Authored by kbobyrev on Oct 25 2020, 3:58 AM.

Diff Detail

Event Timeline

kbobyrev created this revision.Oct 25 2020, 3:58 AM
Herald added a project: Restricted Project. · View Herald TranscriptOct 25 2020, 3:58 AM
kbobyrev requested review of this revision.Oct 25 2020, 3:58 AM
kbobyrev updated this revision to Diff 300535.Oct 25 2020, 6:42 AM

Use u8 string literals.

I have face this problem long time ago.
This happens only:

  • on non-English Windows (and could be fixed via system settings: Control Panel -> Clock,Language,and Region -> Region and Language -> Administrative ->Language for non-Unicode programs -> Change system locale -> English).
  • with Visual Studio Compiler

Seems, there are other places in LLVM with this problem (unsure that this is a complete list):
https://github.com/llvm/llvm-project/blob/master/clang-tools-extra/clangd/unittests/SourceCodeTests.cpp#L53
https://github.com/llvm/llvm-project/blob/master/llvm/unittests/Support/JSONTest.cpp#L240

I think we should update cmake rules to explicitly tell the compilers that the source code language is utf8.

https://docs.microsoft.com/en-us/cpp/build/reference/utf-8-set-source-and-executable-character-sets-to-utf-8?view=vs-2019 seems to be the way for MSVC.
I am not sure if there's a way to change that for clang/gcc. I I believe they both require plain ascii or utf-8 anyways.

Using explicit UTF-8 string literals is a possible solution, but it makes the code a bit less readable.

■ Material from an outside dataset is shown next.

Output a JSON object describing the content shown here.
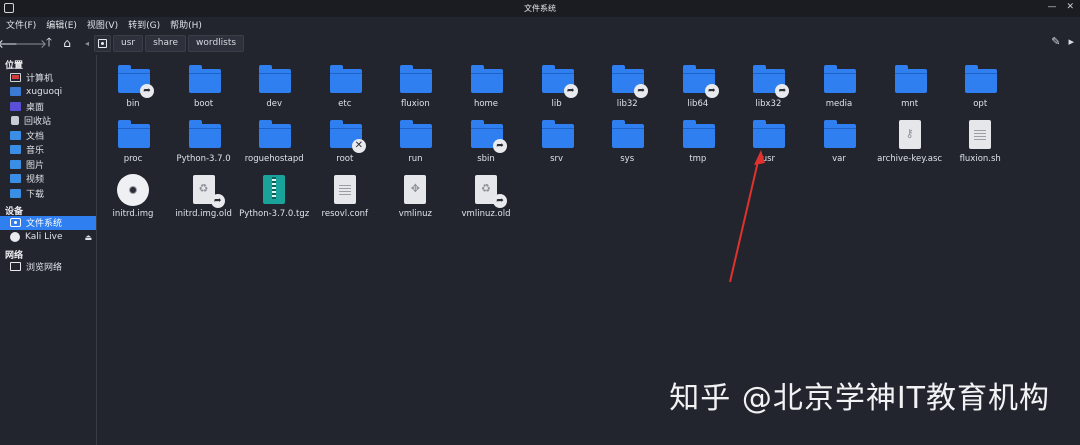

Another possible solution is to save the source file using UTF-8 with BOM, but this is confusing outside the Microsoft world (and it's very easy to remove the BOM by mistake).

I think passing /utf-8 to MSVC is the best solution for good interoperability with Clang.

I am not sure if there's a way to change that for clang/gcc. I I believe they both require plain ascii or utf-8 anyways.

Clang enforces UTF-8 everywhere so there's no need for additional configuration. Clang can also accept source files encoded in UTF-8 with BOM. I'm not sure about GCC, I think you need to enforce the encoding manually like in MSVC (see the -finput-charset and -fexec-charset options).

I recommend reading this article about how MSVC interprets the encoding of source files, the casuistic is a bit complex: https://devblogs.microsoft.com/cppblog/new-options-for-managing-character-sets-in-the-microsoft-cc-compiler/

This isn't the only place where we use such characters. While I'm not sure spelling these literally is a hill we want to die on, I think u8 literals are so poorly understood that trying to do this consistently isn't going to be that simple.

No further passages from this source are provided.